Elle avait cessé de frapper après cela.
Au lieu de cela, elle accomplissait sa routine matinale avec l'efficacité experte d'un fantôme. Prendre une douche dans la salle de bains d'invités, puis s'habiller dans le dressing qui abritait des vêtements qu'elle avait cessé d'aimer. Tons neutres. Tissus coûteux. Rien de trop osé, rien qui exigeait d'être vu.
À 6 h 45, elle était dans la cuisine, un espace en inox étincelant et aux plans de travail en marbre. La gouvernante, Madame Bertrand, n'arriverait qu'à huit heures. Ces heures matinales appartenaient uniquement à Isabella.
Elle mesurait les grains de café avec précision. Deux cuillères à soupe, mouture moyenne. Étienne aimait son café assez fort pour avoir un goût amer. Parfois, Isabella se demandait s'il préférait tout cela dans sa vie.
Pendant que la cafetière à piston infusait, elle préparait son petit-déjeuner. Omelette aux blancs d'œufs et aux épinards. Pain complet grillé, sec. Fruits frais, savamment disposés. Un repas conçu pour un homme qui traitait son corps comme une entreprise, efficacité maximale, plaisir minimal.
Son petit-déjeuner, à elle, se résumait à ce qui restait. Généralement rien.
À 7 h 15, elle entendit la porte de la chambre s'ouvrir. Son pouls s'accéléra, une réaction pavlovienne qu'elle détestait.

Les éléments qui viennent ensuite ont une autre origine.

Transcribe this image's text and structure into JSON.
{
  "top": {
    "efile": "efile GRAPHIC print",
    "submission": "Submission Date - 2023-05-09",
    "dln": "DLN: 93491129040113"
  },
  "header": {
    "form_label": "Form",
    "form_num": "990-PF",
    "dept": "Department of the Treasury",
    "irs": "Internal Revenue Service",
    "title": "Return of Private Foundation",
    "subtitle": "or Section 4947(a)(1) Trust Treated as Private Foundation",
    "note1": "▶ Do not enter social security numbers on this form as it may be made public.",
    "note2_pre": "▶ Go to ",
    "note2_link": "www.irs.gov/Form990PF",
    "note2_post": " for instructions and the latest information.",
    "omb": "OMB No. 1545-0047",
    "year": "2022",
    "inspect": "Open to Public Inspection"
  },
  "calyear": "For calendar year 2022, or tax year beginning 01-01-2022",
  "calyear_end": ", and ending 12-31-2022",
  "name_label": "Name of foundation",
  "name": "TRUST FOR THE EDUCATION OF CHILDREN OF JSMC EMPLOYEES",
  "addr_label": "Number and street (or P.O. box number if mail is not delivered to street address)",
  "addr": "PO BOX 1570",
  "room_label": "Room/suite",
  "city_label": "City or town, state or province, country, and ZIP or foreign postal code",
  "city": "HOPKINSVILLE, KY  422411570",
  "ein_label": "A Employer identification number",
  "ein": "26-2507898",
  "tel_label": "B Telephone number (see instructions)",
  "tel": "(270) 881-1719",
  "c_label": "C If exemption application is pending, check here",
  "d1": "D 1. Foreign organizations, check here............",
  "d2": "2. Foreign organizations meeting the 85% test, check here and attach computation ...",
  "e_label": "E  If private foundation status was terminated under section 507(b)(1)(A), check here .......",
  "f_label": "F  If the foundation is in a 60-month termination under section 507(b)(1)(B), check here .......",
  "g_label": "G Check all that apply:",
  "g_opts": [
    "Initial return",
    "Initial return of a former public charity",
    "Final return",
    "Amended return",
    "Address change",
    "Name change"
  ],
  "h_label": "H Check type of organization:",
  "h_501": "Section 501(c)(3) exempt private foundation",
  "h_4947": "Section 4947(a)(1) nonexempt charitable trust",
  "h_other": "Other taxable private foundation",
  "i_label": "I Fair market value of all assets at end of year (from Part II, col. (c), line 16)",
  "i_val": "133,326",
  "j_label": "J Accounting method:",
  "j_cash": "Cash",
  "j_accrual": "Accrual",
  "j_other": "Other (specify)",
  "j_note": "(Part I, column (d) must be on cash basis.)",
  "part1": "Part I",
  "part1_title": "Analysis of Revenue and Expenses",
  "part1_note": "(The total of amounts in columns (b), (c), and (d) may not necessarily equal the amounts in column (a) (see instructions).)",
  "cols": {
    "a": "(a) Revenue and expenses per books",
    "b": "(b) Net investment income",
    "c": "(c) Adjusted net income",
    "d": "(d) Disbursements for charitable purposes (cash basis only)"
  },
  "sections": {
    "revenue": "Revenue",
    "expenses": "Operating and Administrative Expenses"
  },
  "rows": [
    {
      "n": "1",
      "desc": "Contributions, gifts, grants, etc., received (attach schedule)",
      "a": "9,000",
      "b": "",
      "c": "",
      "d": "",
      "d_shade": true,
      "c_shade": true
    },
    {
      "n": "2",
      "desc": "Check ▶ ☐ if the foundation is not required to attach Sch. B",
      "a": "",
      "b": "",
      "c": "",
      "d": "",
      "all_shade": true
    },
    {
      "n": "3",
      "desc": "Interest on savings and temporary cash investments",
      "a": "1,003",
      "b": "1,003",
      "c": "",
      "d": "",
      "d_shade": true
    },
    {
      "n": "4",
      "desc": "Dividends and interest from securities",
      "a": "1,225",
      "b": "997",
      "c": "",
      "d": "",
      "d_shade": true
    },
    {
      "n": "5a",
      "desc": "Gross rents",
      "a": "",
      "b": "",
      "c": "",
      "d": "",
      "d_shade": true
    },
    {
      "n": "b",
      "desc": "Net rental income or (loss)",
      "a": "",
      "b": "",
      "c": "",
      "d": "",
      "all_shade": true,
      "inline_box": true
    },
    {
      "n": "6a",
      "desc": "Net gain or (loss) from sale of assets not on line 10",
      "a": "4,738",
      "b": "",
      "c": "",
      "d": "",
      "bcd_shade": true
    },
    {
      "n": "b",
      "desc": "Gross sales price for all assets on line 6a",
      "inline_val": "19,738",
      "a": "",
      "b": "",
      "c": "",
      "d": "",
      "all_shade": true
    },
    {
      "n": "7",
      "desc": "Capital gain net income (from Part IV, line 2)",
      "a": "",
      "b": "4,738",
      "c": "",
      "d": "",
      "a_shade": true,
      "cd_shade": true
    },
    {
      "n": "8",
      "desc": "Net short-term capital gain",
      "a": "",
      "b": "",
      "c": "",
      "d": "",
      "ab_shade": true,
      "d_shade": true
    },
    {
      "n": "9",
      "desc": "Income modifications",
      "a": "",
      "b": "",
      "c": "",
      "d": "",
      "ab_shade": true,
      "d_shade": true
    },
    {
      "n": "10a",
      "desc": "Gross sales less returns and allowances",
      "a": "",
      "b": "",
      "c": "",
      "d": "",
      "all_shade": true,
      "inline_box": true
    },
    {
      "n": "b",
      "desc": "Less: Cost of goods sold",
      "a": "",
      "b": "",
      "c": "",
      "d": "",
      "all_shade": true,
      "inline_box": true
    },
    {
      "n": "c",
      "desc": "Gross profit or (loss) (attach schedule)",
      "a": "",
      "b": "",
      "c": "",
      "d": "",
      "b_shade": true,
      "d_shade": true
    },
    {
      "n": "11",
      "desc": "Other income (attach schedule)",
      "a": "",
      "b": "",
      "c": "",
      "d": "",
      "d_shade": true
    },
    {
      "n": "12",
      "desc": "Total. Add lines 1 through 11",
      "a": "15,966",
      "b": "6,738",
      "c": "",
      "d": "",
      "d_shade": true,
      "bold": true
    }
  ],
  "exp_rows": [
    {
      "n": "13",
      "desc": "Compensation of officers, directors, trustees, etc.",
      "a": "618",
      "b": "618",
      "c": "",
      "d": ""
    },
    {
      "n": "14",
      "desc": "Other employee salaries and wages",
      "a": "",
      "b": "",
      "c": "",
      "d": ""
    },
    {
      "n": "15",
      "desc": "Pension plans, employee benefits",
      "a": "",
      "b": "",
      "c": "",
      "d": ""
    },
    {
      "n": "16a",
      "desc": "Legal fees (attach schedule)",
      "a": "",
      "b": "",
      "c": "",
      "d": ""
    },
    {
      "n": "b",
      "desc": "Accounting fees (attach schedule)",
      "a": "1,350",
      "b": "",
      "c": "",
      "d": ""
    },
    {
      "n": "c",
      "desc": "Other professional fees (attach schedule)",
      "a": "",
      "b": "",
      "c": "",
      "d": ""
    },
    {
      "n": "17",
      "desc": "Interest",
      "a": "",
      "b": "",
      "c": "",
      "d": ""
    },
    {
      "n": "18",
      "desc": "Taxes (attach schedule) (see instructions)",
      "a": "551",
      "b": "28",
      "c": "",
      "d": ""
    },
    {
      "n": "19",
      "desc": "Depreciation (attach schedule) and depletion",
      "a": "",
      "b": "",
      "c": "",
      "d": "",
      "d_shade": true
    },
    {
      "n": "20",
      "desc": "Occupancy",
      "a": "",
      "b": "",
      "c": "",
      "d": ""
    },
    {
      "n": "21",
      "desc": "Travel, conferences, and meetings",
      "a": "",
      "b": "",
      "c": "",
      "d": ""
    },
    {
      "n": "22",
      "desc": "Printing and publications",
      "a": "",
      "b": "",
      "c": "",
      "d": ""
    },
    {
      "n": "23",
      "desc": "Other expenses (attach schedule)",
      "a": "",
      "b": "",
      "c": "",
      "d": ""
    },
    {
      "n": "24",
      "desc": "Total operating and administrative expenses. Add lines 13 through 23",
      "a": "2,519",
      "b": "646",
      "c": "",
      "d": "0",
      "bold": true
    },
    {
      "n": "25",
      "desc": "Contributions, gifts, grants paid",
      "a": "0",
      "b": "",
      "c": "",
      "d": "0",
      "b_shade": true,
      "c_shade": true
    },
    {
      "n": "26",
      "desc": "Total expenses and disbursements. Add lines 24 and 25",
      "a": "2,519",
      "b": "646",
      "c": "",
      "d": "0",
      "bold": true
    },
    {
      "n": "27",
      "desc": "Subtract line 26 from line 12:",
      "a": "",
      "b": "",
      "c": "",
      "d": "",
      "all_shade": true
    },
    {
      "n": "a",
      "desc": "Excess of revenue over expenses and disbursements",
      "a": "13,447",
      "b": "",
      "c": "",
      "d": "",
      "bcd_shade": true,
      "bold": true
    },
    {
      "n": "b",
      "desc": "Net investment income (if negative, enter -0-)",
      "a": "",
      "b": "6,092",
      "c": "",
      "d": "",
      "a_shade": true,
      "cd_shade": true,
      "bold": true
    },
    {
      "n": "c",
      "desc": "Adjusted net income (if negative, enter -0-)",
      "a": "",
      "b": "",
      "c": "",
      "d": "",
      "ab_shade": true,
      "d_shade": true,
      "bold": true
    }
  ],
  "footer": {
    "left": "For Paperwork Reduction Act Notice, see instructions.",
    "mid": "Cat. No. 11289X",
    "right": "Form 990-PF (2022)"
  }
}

Sept ans de mariage, et son cœur bondissait encore au son de ses pas.
Étienne Beaumont entra dans la cuisine tel un roi entrant dans une province conquise et oubliée. Cent quatre-vingt-huit centimètres de perfection sur mesure, des yeux gris acier scrutant l'écran de son téléphone, des cheveux noirs coiffés avec précision. Son costume coûtait probablement plus cher que la bague de fiançailles qu'il lui avait offerte, une bague choisie par son assistante, à la mauvaise taille, jamais redimensionnée.
« Bonjour », dit Isabella doucement.
Il ne leva pas les yeux. « Le café est prêt ? »
« Oui. » Elle le versa dans sa tasse préférée, en porcelaine blanche, sans anse. Elle la lui tendit.
Leurs doigts ne se touchèrent pas.
« J'ai une réunion chez Mercier à 9 heures », dit-il, toujours en train de faire défiler les pages. « Ensuite, on enchaîne jusqu'à 18 heures. Je dînerai au bureau. »
« D'accord. » Isabella garda une voix égale. « Les jumelles ont leur récital ce soir. À sept heures. »
Une lueur traversa son visage. De l'agacement ? De la culpabilité ? Elle disparut avant qu'elle puisse la nommer.
« D'accord. » Il posa son téléphone pour croquer une bouchée d'omelette, mâcha machinalement, puis avala. « J'essaierai. »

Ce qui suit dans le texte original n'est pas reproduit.